For oral administration, the overall EA was 91.0% (183/201) and CA was 99.5% (200/201), with 0% ME (0/160) and 2.4% VME (1/41), thus meeting the performance criteria. The breakpoint for oral use is 8 μg/mL, resulting in 41 clinical FO resistant isolates.

Isolates with discrepant VME and ME results were retested according to ISO 20776-2 in triplicate in an effort to resolve the nonmatching results. The presented results are those after resolution. Before resolution, E. coli showed five VME and four ME, after resolution it showed three VME (8.8% 3/34) and ME each (1.1%) (EUCAST i.v. breakpoint) and did not meet VME criteria (≤3.0%). Before resolution E. coli showed two VME and zero ME, after resolution it was one VME and zero ME for the EUCAST oral breakpoint.

For evaluating the performance of Enterobacterales, a total of 330 isolates were tested (including 201 E. coli and 25 E. cloacae). Based on the EUCAST breakpoints for i.v.-administration (S ≤ 32 mg/L, R >32 mg/L), the overall EA was 91.5% (279/305) and CA was 98.0% (299/305).

Enterobacter cloacae (n = 25) showed unacceptable low EA (88.0%) and CA (92.0%) with two VME (28.6%, seven resistant isolates), even after triplicate testing and were therefore excluded from the study results. Results for Citrobacter spp. showed an EA of 92.0% (23/25) and 100% (25/25) CA, while for Klebsiella spp., an EA of 93.9% (46/49) and a CA 100% (49/49) were determined. The EA for C. koseri and K. aerogenes was low with 88.9% (8/9) and 77.8% (7/9), respectively, although there was a low number of isolates included in the study (each a total of nine). In addition, the other performance criteria for the genus Citrobacter and Klebsiella were fulfilled.
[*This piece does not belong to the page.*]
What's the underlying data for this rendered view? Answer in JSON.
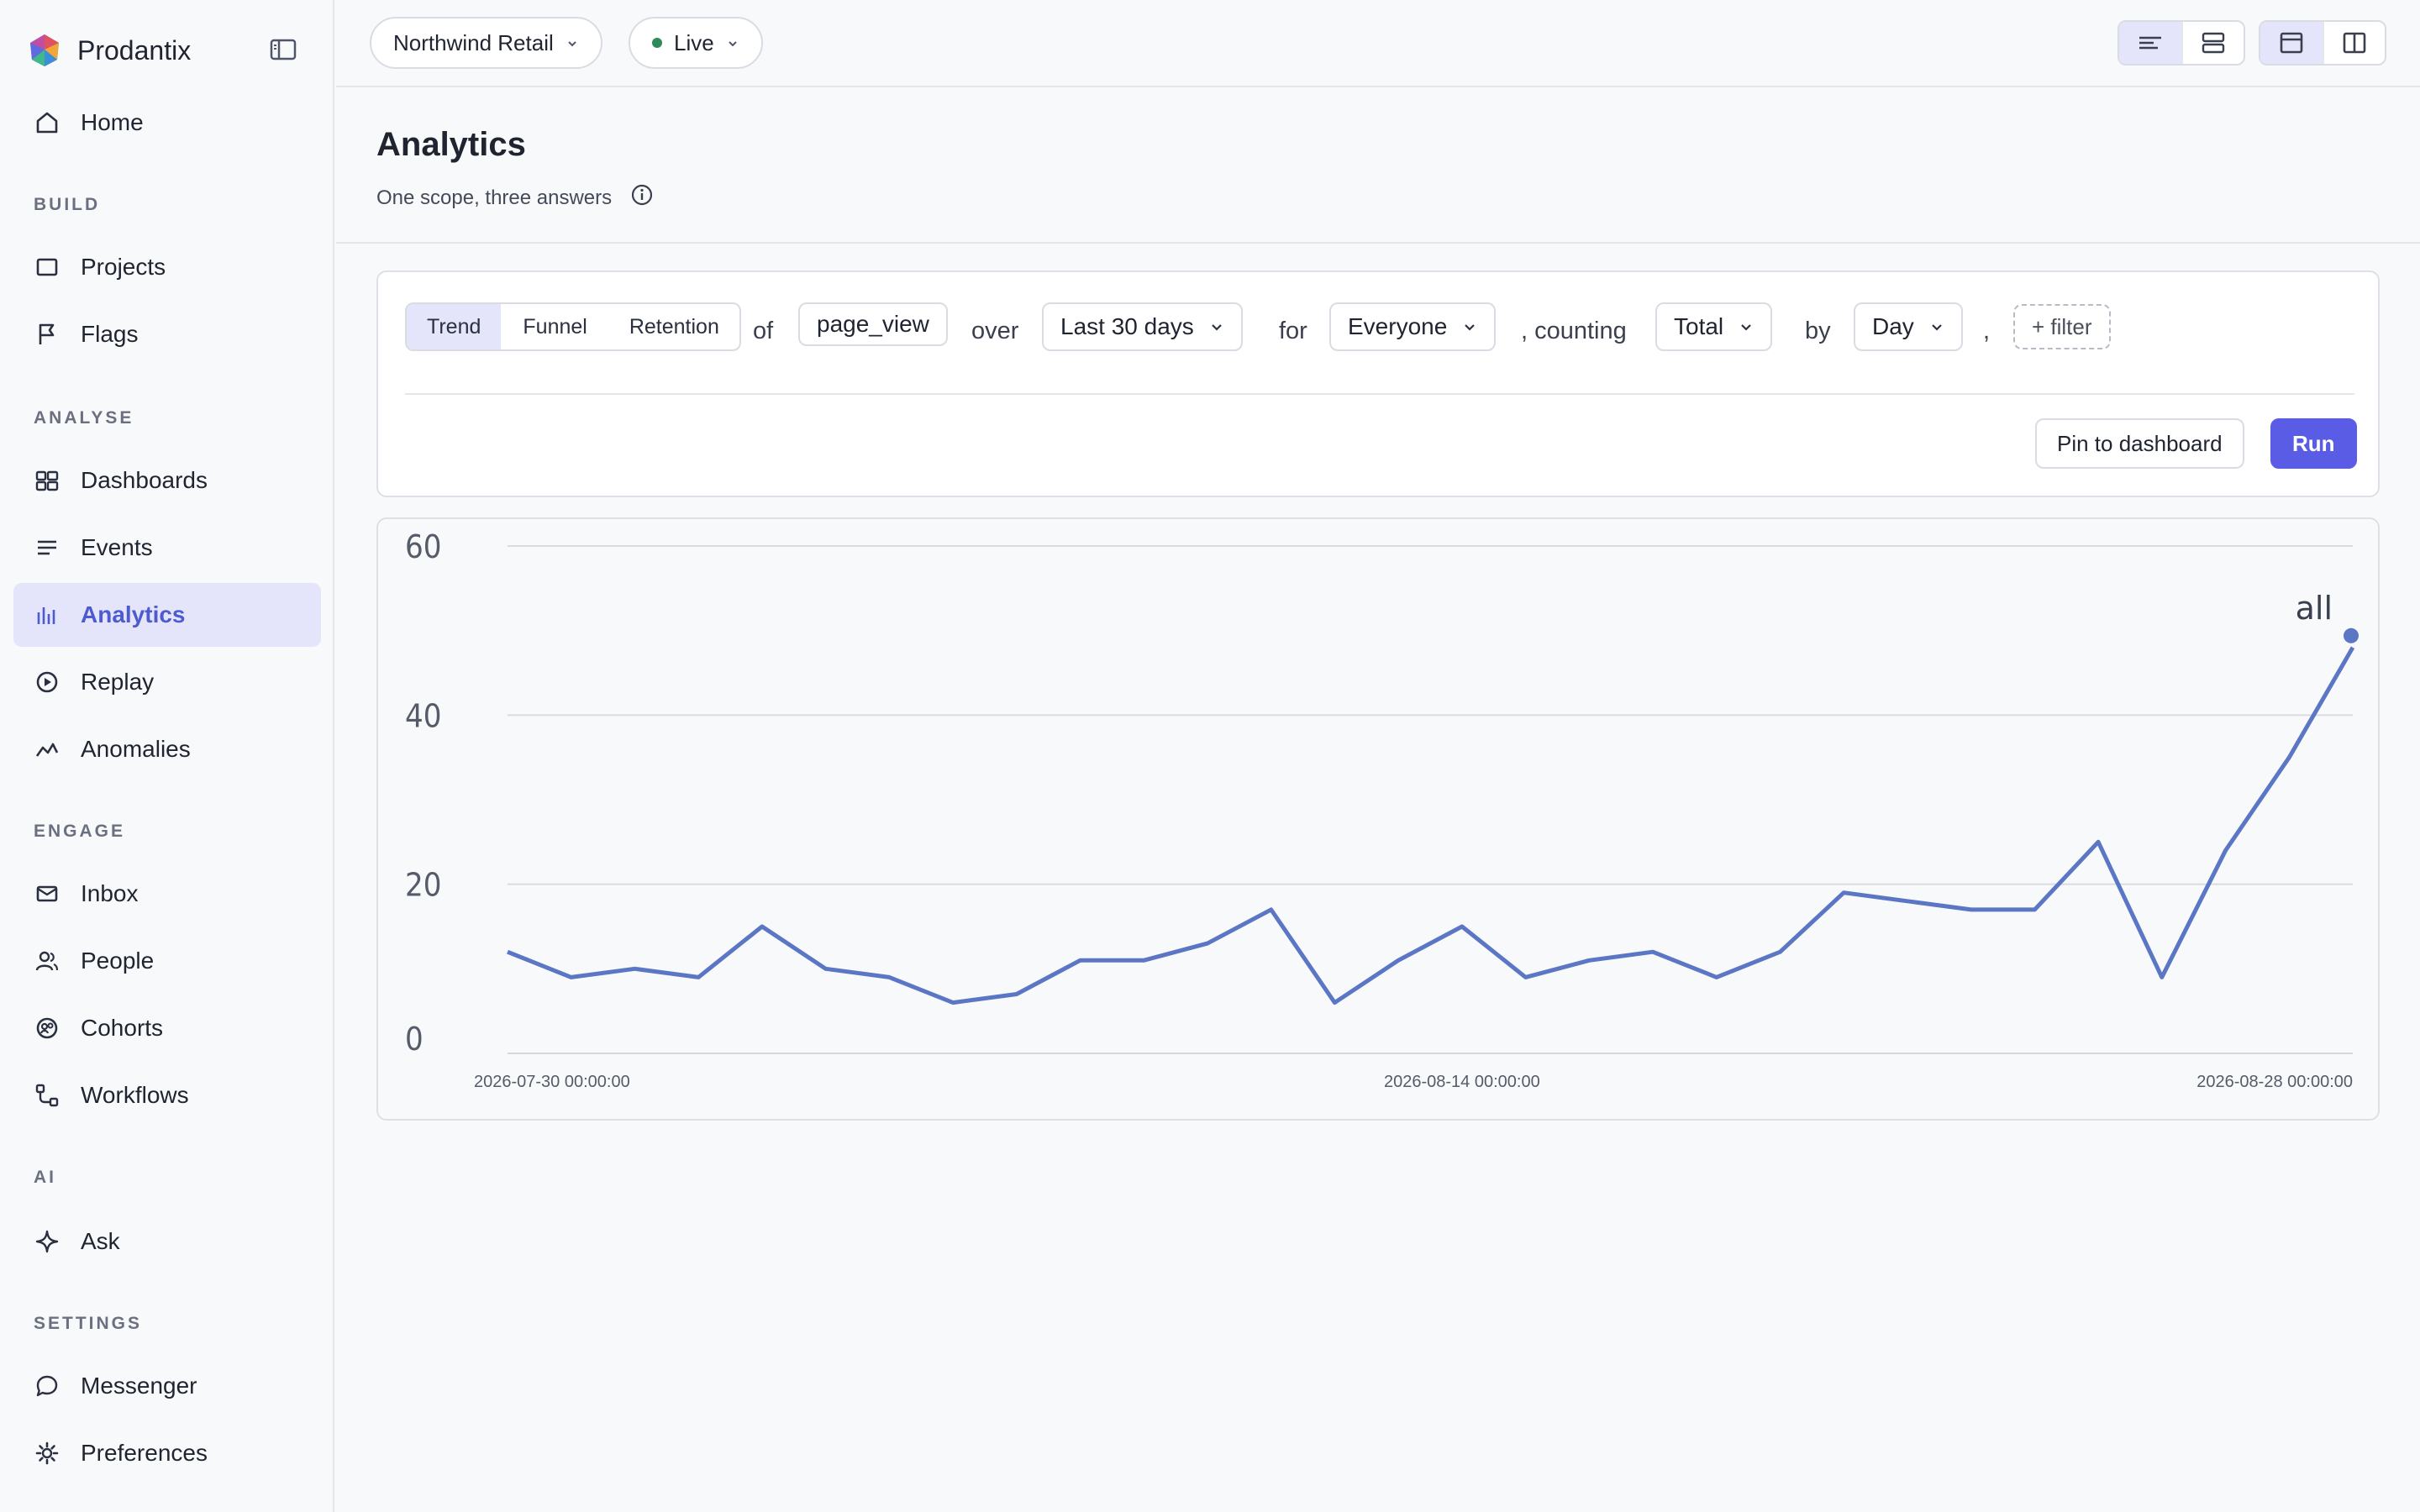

Results for S. marcescens presented an EA and CA of 90.0% (9/10) and 100% (10/10), respectively. Data for VME of other Enterobacterales than E. coli and K. pneumoniae is lacking because FO resistant isolates could not be included in the study. There were no ME (0%). The results for each species are shown in Table 8.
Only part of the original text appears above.